Snow Diane M, Smith Jeffrey D, Cunningham Andrew T, McFarlin Jessica, Goshorn Eric C
The University of Kentucky, Department of Anatomy and Neurobiology, Lexington, KY 40536-0298, USA.
Exp Neurol. 2003 Aug;182(2):310-21. doi: 10.1016/s0014-4886(03)00034-7.

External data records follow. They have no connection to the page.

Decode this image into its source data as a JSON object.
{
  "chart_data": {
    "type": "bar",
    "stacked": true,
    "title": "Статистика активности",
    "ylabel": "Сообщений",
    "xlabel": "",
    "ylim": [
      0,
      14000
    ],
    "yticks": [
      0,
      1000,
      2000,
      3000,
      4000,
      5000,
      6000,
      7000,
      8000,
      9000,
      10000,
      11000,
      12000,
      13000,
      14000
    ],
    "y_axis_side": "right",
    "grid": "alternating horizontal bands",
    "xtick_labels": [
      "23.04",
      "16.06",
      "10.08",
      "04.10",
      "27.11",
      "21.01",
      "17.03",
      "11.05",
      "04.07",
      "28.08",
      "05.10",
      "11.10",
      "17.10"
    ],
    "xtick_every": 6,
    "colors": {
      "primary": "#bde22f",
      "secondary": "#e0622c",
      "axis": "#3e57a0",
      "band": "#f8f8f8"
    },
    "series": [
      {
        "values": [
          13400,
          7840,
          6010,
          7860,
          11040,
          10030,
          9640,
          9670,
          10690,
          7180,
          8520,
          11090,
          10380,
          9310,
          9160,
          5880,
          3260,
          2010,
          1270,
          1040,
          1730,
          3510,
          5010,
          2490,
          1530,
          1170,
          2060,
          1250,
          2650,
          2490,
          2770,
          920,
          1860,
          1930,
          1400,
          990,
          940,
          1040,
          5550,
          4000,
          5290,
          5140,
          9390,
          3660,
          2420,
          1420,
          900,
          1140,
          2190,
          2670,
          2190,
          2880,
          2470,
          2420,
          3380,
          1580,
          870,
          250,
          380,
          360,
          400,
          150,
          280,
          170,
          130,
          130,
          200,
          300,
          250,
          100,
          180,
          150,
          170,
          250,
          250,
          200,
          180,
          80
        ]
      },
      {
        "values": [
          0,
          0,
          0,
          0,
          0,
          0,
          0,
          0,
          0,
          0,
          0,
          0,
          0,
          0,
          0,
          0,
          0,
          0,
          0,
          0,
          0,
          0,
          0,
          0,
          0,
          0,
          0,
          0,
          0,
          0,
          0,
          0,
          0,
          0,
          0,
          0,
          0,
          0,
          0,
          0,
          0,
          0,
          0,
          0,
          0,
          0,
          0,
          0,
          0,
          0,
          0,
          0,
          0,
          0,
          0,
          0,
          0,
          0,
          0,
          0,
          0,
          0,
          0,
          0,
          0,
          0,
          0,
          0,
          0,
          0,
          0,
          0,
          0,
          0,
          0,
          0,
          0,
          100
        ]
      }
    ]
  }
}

In the developing or regenerating nervous system, migrating growth cones are exposed to regulatory molecules that positively and/or negatively affect guidance. Chondroitin sulfate proteoglycans (CSPGs) are complex macromolecules that are typically negative regulators of growth cone migration in vivo and in vitro. However, in certain cases, neurites sometimes traverse regions expressing relatively high levels of CSPGs, seemingly a paradox. In our continuing efforts to characterize CSPG inhibition in vitro, we manipulated the ratio of CSPGs to growth-promoting laminin-1 to produce a substratum that supports outgrowth of a subpopulation of dorsal root ganglia (DRG) neurites, while still being inhibitory to other populations of DRG neurons [Exp. Neurol. 109 (1990), 111; J. Neurobiol. 51 (2002), 285]. This model comprises a useful tool in the analysis of mechanisms of growth cone guidance and is particularly useful to analyze how CSPGs can be inhibitory under some conditions, and growth permissive under others. We grew embryonic (E9-10) chicken DRG neurons on nervous system-isolated, substratum-bound CSPGs at a concentration that supports an intermittent pattern of outgrowth, alternating with regions adsorbed with growth-promoting laminin-1 alone, and analyzed outgrowth behaviors qualitatively and quantitatively. A novel finding of the study was that DRG neurites that elongated onto CSPGs were predominantly fasciculated, but immediately returned to a defasciculated state upon contact with laminin-1. Further, cursory inspection suggests that outgrowth onto CSPGs may be initially accomplished by pioneer axons, along which subsequent axons migrate. The outgrowth patterns characterized in vitro may accurately reflect outgrowth in vivo in locations where inhibitory CSPGs and growth-promoting molecules are coexpressed, e.g., in the developing retina where fasciculated outgrowth may be instrumental in the guidance of retinal ganglion cells from the periphery to the optic fissure.
在发育或再生的神经系统中,迁移的生长锥会接触到对导向产生正向和/或负向影响的调节分子。硫酸软骨素蛋白聚糖(CSPG)是复杂的大分子,在体内和体外通常是生长锥迁移的负调节因子。然而,在某些情况下,神经突有时会穿过表达相对高水平CSPG的区域,这似乎是一个矛盾现象。在我们持续表征体外CSPG抑制作用的过程中,我们调整了CSPG与促进生长的层粘连蛋白-1的比例,以产生一种支持背根神经节(DRG)神经突亚群生长的基质,同时仍对其他DRG神经元群体具有抑制作用[《实验神经病学》109(1990),111;《神经生物学杂志》51(2002),285]。该模型是分析生长锥导向机制的有用工具,对于分析CSPG在某些条件下如何具有抑制作用而在其他条件下又允许生长尤为有用。我们将胚胎(E9 - 10)期鸡的DRG神经元培养在分离自神经系统、与基质结合的CSPG上,其浓度支持间歇性生长模式,与仅吸附有促进生长的层粘连蛋白-1的区域交替出现,并对生长行为进行定性和定量分析。该研究的一个新发现是,延伸到CSPG上的DRG神经突主要是成束的,但在与层粘连蛋白-1接触后会立即恢复到解束状态。此外,初步观察表明,在CSPG上的生长最初可能是由先驱轴突完成的,后续轴突沿着这些先驱轴突迁移。体外表征的生长模式可能准确反映了体内抑制性CSPG和促进生长分子共表达的位置的生长情况,例如在发育中的视网膜中,成束生长可能有助于视网膜神经节细胞从周边向视裂的导向。